Rosengarten notes that in addressing the global health crisis created by the COVID-19 pandemic, it was each to become deaf and blind to the progress made by science and biology throughout 2020.

“2020 has been a banner year for the application of AI and healthcare for public health reasons and otherwise,” he said, explaining that he’s most excited about now starting to think about how we build links across the current silos to connect workgroup functions in drug discovery and development. He hopes for the development of systems and frameworks to link the breakthrough technologies in generative chemistry that uncover new molecules, how they function and what they target, with the translational medicine at the clinic end, that takes clinical trials for these biomarkers into the market. He suggests that these solutions will most likely rely on AI.

“In 2021, it's about connective tissue. It's about connecting people, connecting data.” He says. The application areas required to make this happen are ripe. We should now be able to connect to one another and close the collaborative feedback loop.

AI-driven omics for clinical diagnostics

Dr Klaus Lindpaintner MD, is Chief Medical Officer and Chief Scientific Officer at InterVenn BioSciences. He believes we are currently witnessing an explosion in the application of omics to clinical diagnostics and that laboratories will increasingly focus on protein-based markers…
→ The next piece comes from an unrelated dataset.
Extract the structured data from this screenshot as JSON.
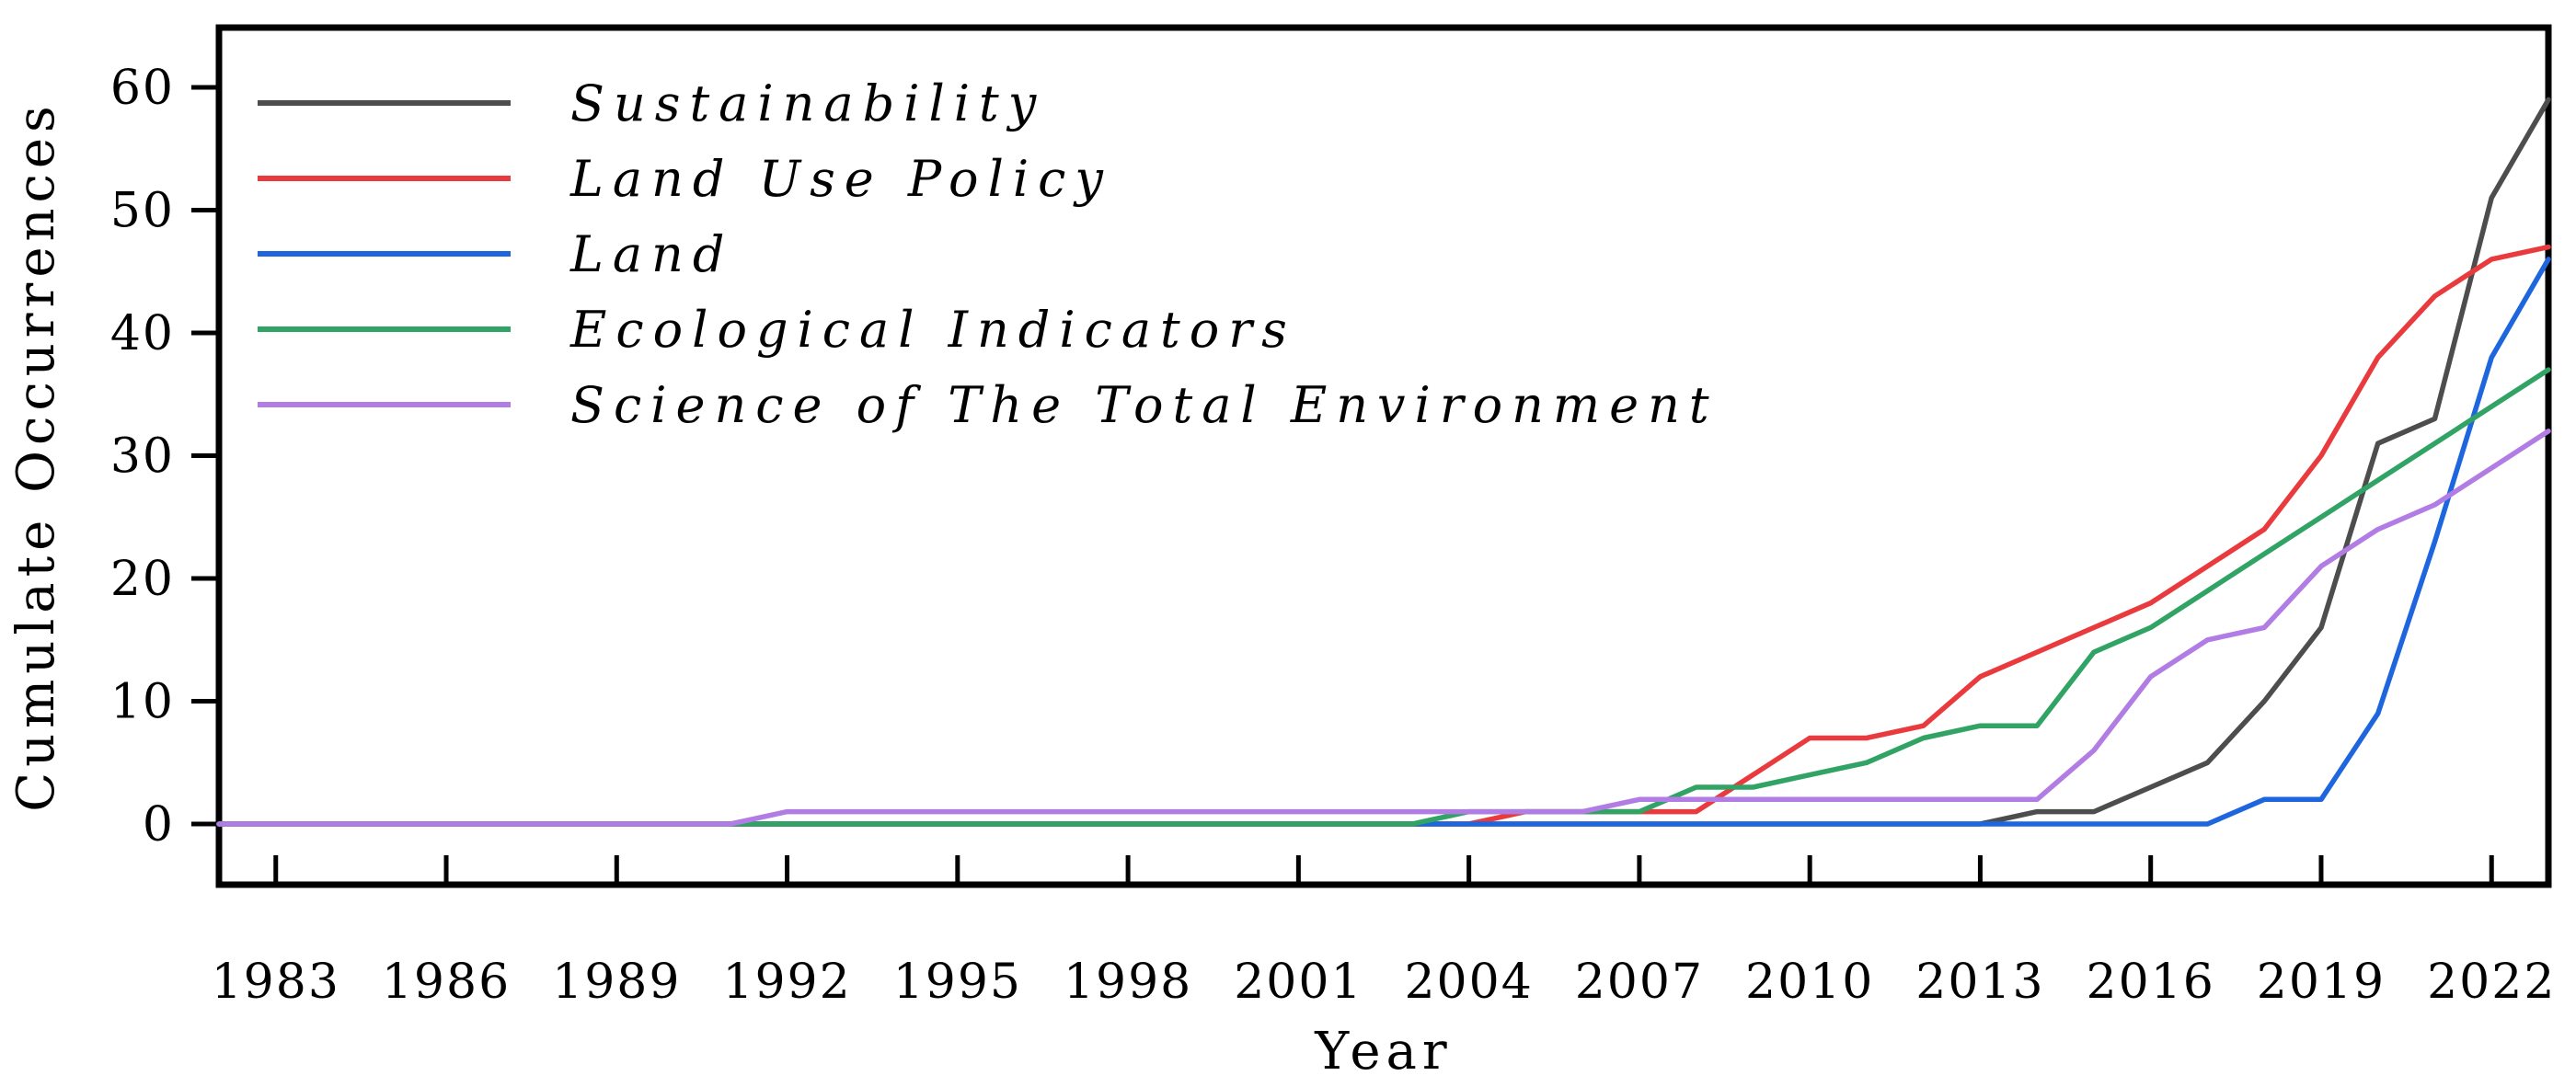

The development of medically applicable predictive tools is being driven by significant progress in wet-lab technology, suggests Lindpaintner.

Specifically, for instance, mass spectrometry vitrectomy – evaluation of biomarkers in protein rich vitreous biopsy samples. “That has really propelled proteomics forward from where we used to just look at genomics,” he said. “What we’ve been witnessing is the advent of what people refer to as liquid biopsies. Mainly - the ability to really understand, treat and monitor cancer based on blood samples rather than what used to be necessarily tissue samples, which are much more invasive and difficult to get.”

As we move into 2021, Lindpaintner believes more and more laboratories and companies, while continuing to look at DNA-based markers, will increasingly focus on protein-based markers.

“The amazing power of artificial intelligence allows us to really look at the data and process the amazing amount of data that are being generated,” he says, noting that AI-driven data collection and evaluation is both scalable and ultimately applicable to clinical practice, to the benefit of the patient. This has both fertilised how experts think and energised the clinical diagnostics field in a dramatic fashion. “…the pandemic has clearly highlighted the importance of biotechnology - the importance of thinking very actively about how we can improve medicine as rapidly as possible.”

"AI trends allow us to mine very very large sets of real-world clinical data. To extract information that is otherwise very, very difficult to get at. And that clearly fertilises clinical research and ultimately allows us to devise the testing algorithms as well as, down the line, novel therapeutics that heretofore just were not possible.”

Just as current AI-driven tools can recognise faces, future applications will recognise molecular structures in a way that is vastly more powerful and faster than was ever possible before. Given the complexity of biology, Lindpaintner believes the advance of artificial intelligence, machine learning and neural networks is essential to enable us to move forward at an increasing pace.